Netflix has conjured, for we, the quarantined, Tiger King, an audio-visual event that I can only assume is the first installment of an anthology of Those Who Walk Among Us.
There is no voice over to overtly guide the narrative of this tale of sex, lies, and videotape, but the players present do a pretty good job of laying the story bare on their own. It’s fair to say, however, that the producers intend for the audience not only to draw their own conclusions, but to pass stark judgement on those they deem guilty. And there are plenty of indictments that can be handed down.
As a scientist whose body of study has included the absorption of days of documentary footage, I really did my best to suspend my judgments, and instead observe the activities presented as evidence of a culture; as case studies of the individuals who live this life. And, prepared for an ethnography (of possibly dubious origins), I hit play.
Seven hours later, I have some opinions. Strong ones.
I have two dogs, and shared custody of a cat. I understand the love of animals. I’m also from South Carolina, where big cat keeping is more popular than bowling. So are airbrushing and black velvet paintings. It’s a fairly straightforward aesthetic.
It’s also true of South Carolina, and Florida, and Oklahoma – the main settings of this 7 hours’ traffic of our Netflix app – that the heat is intense, and it makes people insane. Dramatic overreactions and long-standing family feuds make up the framework lore of our ancestry. Our lives are plagued, to a soul, by questions that have no definitive answer.
- Does Trudy know where Jed is?
- Did possums chew the wiring in the Corner Store, or did Travis burn it down?
- What happened at the Moonshine Social last April?
- Is Jed in Arkansas, or did he drive his truck into the Gulf of Mexico with Trudy’s wedding dress and half the Corner Store’s inventory of chaw and Boone’s Hill Strawberry Wine in the passenger seat?
- Is Stacey lying about her baby’s father? Is it Travis, or Jake, or did she actually get abducted and impregnated by aliens after the Moonshine Social?
- Why has Trudy’s brother, Steve, gone into business selling cheap wine, chaw, and truck parts?
These mysteries weave the fabric of our culture. So, having risen from this cauldron of instability, I understand how things went so horribly wrong in the big-cat community. I understand why big cat people feel like they have to have the best lemon bars at the church bake sale.

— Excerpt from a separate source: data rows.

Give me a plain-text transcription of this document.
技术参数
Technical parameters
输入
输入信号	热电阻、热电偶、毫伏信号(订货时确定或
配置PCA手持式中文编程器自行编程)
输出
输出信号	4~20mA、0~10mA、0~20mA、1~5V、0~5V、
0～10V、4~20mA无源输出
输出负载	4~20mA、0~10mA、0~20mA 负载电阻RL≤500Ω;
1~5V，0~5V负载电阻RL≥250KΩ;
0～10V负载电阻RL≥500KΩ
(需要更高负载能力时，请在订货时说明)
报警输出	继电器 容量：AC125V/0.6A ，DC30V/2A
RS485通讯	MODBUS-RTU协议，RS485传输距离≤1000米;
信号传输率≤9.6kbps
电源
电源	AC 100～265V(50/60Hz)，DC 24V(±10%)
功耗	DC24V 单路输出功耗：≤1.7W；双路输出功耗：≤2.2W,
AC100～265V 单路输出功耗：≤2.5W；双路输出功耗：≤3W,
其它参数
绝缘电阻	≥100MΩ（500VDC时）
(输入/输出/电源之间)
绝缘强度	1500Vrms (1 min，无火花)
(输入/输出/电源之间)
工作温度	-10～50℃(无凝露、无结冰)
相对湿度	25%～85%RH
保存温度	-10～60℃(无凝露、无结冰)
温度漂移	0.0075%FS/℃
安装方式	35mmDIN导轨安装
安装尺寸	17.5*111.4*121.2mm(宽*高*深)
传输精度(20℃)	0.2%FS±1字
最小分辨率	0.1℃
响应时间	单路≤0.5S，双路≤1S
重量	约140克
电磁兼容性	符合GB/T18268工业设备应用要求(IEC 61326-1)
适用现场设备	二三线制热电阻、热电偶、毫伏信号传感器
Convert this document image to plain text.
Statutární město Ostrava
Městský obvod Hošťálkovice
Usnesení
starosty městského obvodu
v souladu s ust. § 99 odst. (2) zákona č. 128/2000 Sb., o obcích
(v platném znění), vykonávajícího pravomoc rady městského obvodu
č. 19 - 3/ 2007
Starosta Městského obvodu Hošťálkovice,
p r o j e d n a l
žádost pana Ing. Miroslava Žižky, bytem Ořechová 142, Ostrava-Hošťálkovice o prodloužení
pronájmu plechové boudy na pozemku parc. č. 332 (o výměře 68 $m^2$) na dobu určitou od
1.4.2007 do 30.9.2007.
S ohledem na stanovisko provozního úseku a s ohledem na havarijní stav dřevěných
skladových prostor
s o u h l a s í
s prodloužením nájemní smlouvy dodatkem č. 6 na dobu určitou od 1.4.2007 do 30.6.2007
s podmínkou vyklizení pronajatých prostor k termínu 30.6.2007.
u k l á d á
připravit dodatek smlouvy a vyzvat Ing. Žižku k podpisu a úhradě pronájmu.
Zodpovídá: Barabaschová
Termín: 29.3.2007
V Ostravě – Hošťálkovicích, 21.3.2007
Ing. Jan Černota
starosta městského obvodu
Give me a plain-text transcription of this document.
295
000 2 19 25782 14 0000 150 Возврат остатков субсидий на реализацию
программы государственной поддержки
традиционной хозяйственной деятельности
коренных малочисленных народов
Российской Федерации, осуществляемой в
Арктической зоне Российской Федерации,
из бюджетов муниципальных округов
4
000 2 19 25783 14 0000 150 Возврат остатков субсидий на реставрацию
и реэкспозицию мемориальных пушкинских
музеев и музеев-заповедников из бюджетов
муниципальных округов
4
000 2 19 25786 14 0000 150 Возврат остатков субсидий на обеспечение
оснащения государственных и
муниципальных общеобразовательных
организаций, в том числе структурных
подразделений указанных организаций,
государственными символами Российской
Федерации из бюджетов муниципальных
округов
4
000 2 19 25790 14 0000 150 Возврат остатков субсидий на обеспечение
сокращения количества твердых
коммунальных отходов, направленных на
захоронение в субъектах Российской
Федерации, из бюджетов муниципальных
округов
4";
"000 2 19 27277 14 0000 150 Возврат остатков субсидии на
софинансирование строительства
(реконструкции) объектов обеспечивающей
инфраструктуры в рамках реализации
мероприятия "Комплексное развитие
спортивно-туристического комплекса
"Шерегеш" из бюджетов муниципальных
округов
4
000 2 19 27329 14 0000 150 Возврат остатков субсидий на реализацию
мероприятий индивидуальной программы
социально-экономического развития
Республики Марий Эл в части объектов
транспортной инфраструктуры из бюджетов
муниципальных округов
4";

And I understand what turns a mutual love of animal conservation into a charisma cult where men acquire multiple spouses and express themselves through the interpretive dance of explosions and firearms.
Nothing portrayed in this series surprised me. You can be horrified without being surprised. These are people largely unfettered by civil constraints, as evidenced by the obvious sexual grooming techniques employed by both Joe Exotic and Doc Antle on their respective compounds, and the impressive resources Carole Baskin is able to employ to further her beliefs and agendas. I cannot picture a threshold for their behaviors, ergo, I cannot picture their limits. I cannot reasonably assume that they have any.
With that in mind – HEAR ME OUT:
I don’t think Don Silver was killed. I think he’s dead now, because he’d be 81 and he partied pretty hard. But from what we’ve been told, he cheated on every woman he every made a promise to, hid money all over the place, owned several small aircraft, and regularly flew without a license for the purposes of trafficking exotic animals.
This was clearly a tip of the iceberg sort of guy.
With that in mind, I wholeheartedly believe he was capable of pulling a Gone Girl on his wives. He hid the bulk of his resources in bolt holes, leaving a generous, but minimal percentage of his estate on paper for the ladies to fight over in “the event of (his) disappearance,” and then flew the uncharted pre-9/11 skies to whatever destination suited him, recovering the bulk of his estate and retiring with whatever child-bride he acquired in Central America. Maybe he even went back to breeding wild cats.
The point is, I guess, that big cat people are obsessive and manic, and I never, ever want to cross them. Ever.